Like many others, I used to have a spinach-fobia when I was a kid (is that even a thing?). Today, I really have no idea why – maybe because spinach is too green? Anyway, luckily I grew up and realised that greens are not my enemies and can be actually cooked in a really tasty way. One of my favourite things to do with veggies is to make creamy soups such as my superfood soup with red lentils or this leek and potato soup. They are so easy and you only need some vegetables and water (or vegetables stock). If you pick seasonal ingredients, soups like this one can be pretty cheap, too. So it is a great way to eat a healthy meal that is cooked in a couple of minutes and at a low price.
- 150 g spinach, chopped
- 1/2 fennel, chopped
- 2 medium potatoes, chopped
- 3 cloves of garlic
- 1/2 big kohlrabi (turnip cabbage), chopped
- 1 medium onion, chopped
- 1 stalk of celery, chopped
- a bunch of celery leaves, chopped
- 1 tbsp herbs de Provence
- 1 tsp thyme
- salt and pepper to taste
- a tablespoon of (coconut) yoghurt for serving (optional)

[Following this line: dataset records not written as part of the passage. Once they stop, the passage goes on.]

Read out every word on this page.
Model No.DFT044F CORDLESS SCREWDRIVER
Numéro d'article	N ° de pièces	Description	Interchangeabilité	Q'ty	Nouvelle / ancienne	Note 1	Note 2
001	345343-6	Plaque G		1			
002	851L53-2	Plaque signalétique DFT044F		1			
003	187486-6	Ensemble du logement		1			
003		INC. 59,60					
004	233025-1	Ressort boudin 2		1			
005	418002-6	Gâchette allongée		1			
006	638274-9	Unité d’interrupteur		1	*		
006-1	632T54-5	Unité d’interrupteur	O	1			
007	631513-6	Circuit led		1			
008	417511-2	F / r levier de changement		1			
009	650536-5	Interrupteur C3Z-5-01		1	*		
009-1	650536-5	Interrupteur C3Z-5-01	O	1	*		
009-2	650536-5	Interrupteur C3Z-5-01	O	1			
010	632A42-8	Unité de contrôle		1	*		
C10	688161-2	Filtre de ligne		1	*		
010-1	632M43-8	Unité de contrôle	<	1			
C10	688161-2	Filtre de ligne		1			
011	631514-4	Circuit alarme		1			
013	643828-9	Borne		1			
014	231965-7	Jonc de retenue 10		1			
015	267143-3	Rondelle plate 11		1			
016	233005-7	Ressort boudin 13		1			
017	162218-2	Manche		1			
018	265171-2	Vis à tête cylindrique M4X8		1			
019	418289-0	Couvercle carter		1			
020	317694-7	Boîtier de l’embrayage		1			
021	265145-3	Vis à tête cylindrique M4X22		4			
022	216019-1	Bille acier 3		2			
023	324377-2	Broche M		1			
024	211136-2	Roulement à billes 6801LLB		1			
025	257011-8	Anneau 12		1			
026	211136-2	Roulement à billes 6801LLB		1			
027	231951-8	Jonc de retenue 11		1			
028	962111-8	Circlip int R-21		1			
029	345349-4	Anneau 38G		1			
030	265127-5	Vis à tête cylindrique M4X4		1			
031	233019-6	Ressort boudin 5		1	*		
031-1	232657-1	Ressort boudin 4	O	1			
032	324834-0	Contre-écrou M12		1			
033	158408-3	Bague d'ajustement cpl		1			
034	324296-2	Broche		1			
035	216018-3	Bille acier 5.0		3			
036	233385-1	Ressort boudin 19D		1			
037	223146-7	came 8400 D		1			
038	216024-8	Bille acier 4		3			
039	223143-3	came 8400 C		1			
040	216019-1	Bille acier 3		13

- Wash, peel, and chop all the vegetables. Toss fennel, potatoes, garlic, kohlrabi, onion, celery, and herbs into a pot and add just enough water (or vegetable stock) to cover everything. Cook for about 15-20 minutes, or until all the vegetables are almost cooked.
- Season with salt and pepper, add chopped spinach and celery leaves, and let simmer for about 2 minutes. If the soup is too thick, you may add a little more water.
- When the spinach is wilted, blend the soup with a hand blender to achieve a nice and creamy result.
- Serve with a little yoghurt or just as is. It can be a refreshing meal in the summer as the soup is also delicious cold.